VÍDEO: Lula acena a empresários e defende fim da escala 6x1: “Ninguém vai impor na marra”

O presidente Luiz Inácio Lula da Silva (PT) voltou a defender publicamente o fim da escala de trabalho 6x1, que estabelece seis dias de labuta para apenas um de descanso.

O discurso foi realizado durante um encontro com empresários do setor da construção civil, em São Paulo, nesta terça-feira (19). “Não fiquem assustados. A escala 6x1 é uma coisa necessária”, declarou o presidente, segundo relatos.

Justificativa social e modernização

Lula justificou a necessidade da mudança com uma frase que viralizou: “O povo quer mais tempo para ficar em casa, para lazer, para estudar, para namorar”, disse. Ele argumentou que a sociedade avançou e que robôs já fazem parte da indústria.

Apesar do tom conciliatório, o presidente fez questão de tranquilizar o setor produtivo. “Nós sabemos que a jornada de trabalho será aplicada levando em conta a especificidade de cada categoria. Ninguém vai impor na marra”, ponderou Lula.

Apoio popular e impacto econômico

O posicionamento reflete uma estratégia de governo que busca capitalizar uma pauta de forte apelo popular. Pesquisa Genial/Quaest divulgada na última segunda-feira (18) aponta que 68% dos brasileiros apoiam o fim da atual escala.

No entanto, a notícia preocupa profundamente os empresários. Entidades do setor produtivo alertam que a redução da jornada semanal de 44 para 40 horas, sem corte salarial, pode elevar os custos operacionais em até 20%, pressionando pequenas empresas e estimulando a informalidade.

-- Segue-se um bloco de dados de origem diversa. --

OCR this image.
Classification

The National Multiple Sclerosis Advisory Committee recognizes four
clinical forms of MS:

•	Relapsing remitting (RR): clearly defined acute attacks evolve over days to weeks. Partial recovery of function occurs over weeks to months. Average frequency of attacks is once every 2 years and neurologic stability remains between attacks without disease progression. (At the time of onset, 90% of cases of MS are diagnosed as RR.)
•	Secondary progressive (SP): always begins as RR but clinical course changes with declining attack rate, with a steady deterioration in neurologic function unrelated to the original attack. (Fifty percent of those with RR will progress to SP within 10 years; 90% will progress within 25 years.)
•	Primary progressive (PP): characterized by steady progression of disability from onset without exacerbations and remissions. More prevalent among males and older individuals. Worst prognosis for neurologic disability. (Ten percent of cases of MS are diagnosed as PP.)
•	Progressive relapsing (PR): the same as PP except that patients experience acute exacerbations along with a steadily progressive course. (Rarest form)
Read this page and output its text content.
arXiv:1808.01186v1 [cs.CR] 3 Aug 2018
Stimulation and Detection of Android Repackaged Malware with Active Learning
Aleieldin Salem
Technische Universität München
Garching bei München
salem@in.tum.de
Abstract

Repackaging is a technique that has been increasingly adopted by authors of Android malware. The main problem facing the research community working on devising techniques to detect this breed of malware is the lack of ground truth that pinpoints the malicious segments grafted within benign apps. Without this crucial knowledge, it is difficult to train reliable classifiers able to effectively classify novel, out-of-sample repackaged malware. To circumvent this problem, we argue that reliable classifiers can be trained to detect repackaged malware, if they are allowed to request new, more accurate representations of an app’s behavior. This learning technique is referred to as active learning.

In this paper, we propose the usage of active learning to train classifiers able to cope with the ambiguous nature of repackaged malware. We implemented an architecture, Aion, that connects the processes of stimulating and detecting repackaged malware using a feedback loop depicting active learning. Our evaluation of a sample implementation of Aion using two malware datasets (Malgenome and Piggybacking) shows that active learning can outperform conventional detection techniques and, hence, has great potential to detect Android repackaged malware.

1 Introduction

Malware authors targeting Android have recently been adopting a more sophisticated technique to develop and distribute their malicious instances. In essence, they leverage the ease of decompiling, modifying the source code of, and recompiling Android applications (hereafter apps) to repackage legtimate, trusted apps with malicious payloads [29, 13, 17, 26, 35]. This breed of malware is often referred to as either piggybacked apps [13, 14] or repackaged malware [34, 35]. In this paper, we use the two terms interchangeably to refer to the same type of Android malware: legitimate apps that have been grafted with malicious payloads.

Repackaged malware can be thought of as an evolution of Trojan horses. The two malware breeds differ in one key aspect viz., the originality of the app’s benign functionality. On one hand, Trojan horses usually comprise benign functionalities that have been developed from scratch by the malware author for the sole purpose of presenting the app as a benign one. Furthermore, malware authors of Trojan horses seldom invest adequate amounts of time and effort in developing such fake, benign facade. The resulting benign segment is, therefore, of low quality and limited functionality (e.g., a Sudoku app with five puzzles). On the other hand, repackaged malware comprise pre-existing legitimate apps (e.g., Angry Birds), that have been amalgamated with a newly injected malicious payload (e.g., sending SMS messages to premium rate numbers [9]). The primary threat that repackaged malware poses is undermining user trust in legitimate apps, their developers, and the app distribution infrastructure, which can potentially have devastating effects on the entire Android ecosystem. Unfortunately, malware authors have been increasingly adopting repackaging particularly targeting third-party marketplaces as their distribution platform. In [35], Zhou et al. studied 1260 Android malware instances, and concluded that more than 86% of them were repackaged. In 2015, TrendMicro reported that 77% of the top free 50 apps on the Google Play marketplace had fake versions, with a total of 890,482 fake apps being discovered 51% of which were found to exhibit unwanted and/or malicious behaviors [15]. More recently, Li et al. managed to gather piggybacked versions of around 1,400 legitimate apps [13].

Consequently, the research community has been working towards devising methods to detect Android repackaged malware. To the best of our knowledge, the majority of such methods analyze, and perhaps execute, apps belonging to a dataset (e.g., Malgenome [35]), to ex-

Próximos passos no Congresso Nacional

O Congresso Nacional já discute propostas alternativas, incluindo uma regra de transição gradual de dois a cinco anos. A expectativa é que o governo envie um Projeto de Lei complementar sobre a matéria nos próximos meses.

Muitos internautas se mostraram surpresos com a declaração, enquanto empresários pedem cautela. O desafio do Palácio do Planalto será equilibrar o desejo de modernização com a sustentabilidade financeira das empresas.